Thanks for organizing this debriefing and inviting Kazakh and international civil society to join this discussion.
I echo concerns on the absence of any credible investigation into violations committed during the January events. Human Rights Watch’s own work confirmed that on at least four occasions, Kazakh security forces used excessive force, including lethal force, against protesters and rioters who posed no immediate threat. At least 10 people were shot dead in the four incidents we were able to document in detail based on dozens of authenticated videos and interviews with witnesses. But according to official figures, at least 232 people, including 19 security force members, died as a result of the January events.
To date, however, Kazakh authorities have failed to independently investigate human rights violations that occurred during and in response to the January events, despite repeated assertions that they are doing so. They have not provided information on any ongoing criminal investigation into excessive use of force by law enforcement officers that led to civilian deaths. There has been no independent investigative mechanism established to look into the patterns of human rights violations, to identify those responsible, or to make recommendations to combat impunity. There has been no public report on the human rights violations committed. A list of fatal victims released by the authorities in August shows inconsistencies with information gathered by independent groups and fails to provide information on the circumstances in which those victims have died.
Also, in relation to the January events, hundreds of people detained have alleged ill-treatment or torture and at least six people have died in pretrial detention centers, according to official figures. Out of the 234 criminal cases on allegations of torture the authorities say they have initiated, only nine law enforcement officers have been detained. Family members have not been given adequate information and victims have been pressured to state that they were not subjected to torture. In some cases, detainees are under pressure to admit guilt and withdraw their complaints about torture in exchange for not being sentenced to imprisonment or facing lesser punishment. In contrast, reports show that criminal cases have been opened against some of those who died or were victims of torture, under article 272 of the Criminal Code, for their alleged participation in ‘mass riots.’
The government’s efforts to investigate the January events, including the thousands of criminal cases launched by the General Prosecutor’s Office, as well as monitoring by the human rights Ombudsperson and the National Preventative Mechanism (NPM) on torture, can in no way replace a much-needed independent and impartial investigation into the events, given the gravity of the violations committed in and since January.
The government of Kazakhstan has a duty to show transparency and to investigate. The victims have a right to justice and to accountability.
We welcome the repeated calls from the European Union for a full and independent investigation that should cover human rights violations. This European Parliament has also made its voice heard in this regard – including during the DROI members visit in August.

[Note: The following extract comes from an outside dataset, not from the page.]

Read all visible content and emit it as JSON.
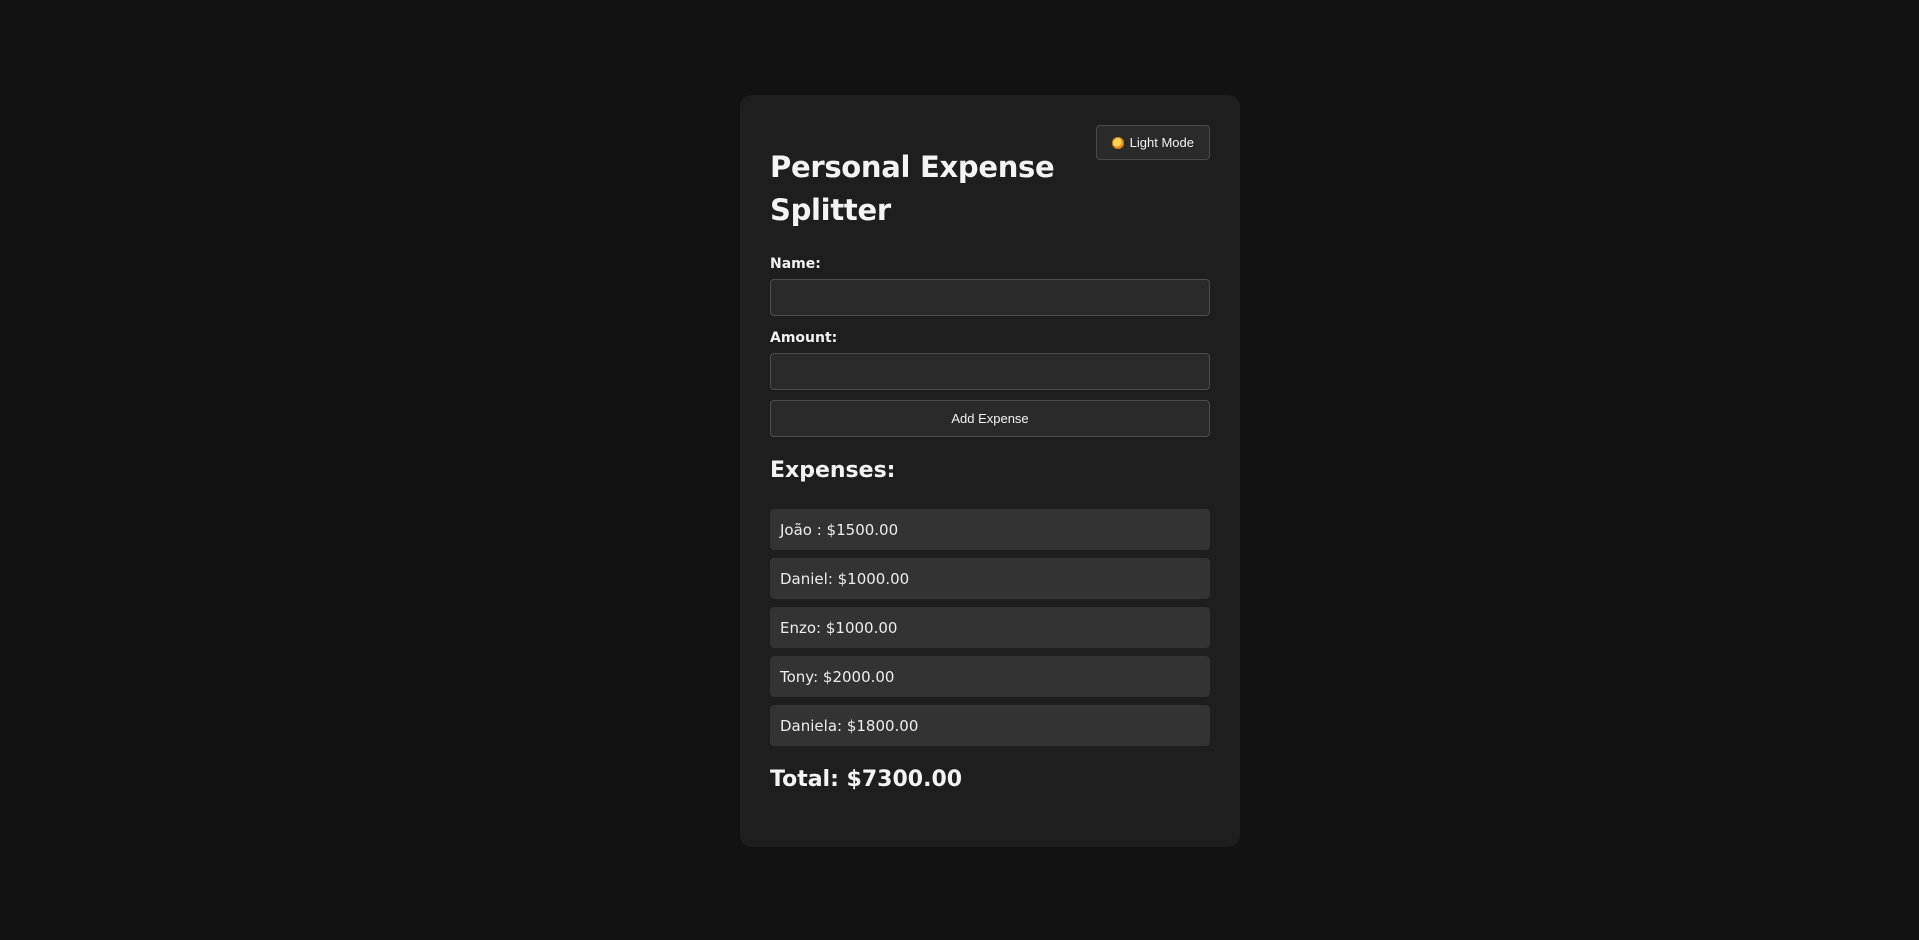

We believe EU institutions should support setting-up a fully independent and hybrid investigation with recognized independent international experts – with the mandate to examine the circumstances around the deaths and alleged torture and other ill-treatment of civilians in January 2022; it should be composed of national and international experts with a demonstrated track‐record of independence, and its composition should be public; it should have access to available information, to victims and witness protected from reprisals, and be able to carry on site visits; its findings should be made public.
As a first step, the European Union should urgently convene a space for a high-level assessment with experts from the UN Human Rights Office and from the OSCE or ODIHR to consider what has been done to confront impunity, and what should still be done to ensure a genuine inquiry into the January events with a view to ensuring accountability.
To conclude, we are also seriously concerned by the lack of genuine progress in the reforms promised by the authorities. The right to peaceful assembly remains severely curtailed in law and practice; Media workers continue to face harassment, arrest, physical attack, and prosecution; Authorities continue to target with criminal charges outspoken government critics for alleged membership in banned “extremist” organizations. Independent trade unions continue to be unable to register and operate.
We urge the authorities to drop the charges and release the head of the unregistered Democratic Party, Zhanbolat Mamay, who is facing 10 years in prison on charges of organizing mass riots and disseminating knowingly false information. We also call on the authorities to release labor activist Erzhan Elshibaev, in line with a decision of the UN Working Group on Arbitrary Detention.
We finally call on Kazakhstan not to extradite four Karakalpak diaspora activists to Uzbekistan, where they would face a serious risk of politically motivated prosecution and torture.
The European Union is well placed to help Kazakhstan authorities to become more rights-respecting. But it will only do so by publicly holding its leadership to account on transforming pledges for reform into genuine changes, and by putting authorities to the test of ensuring full transparency and genuine human rights accountability for the dramatic January events.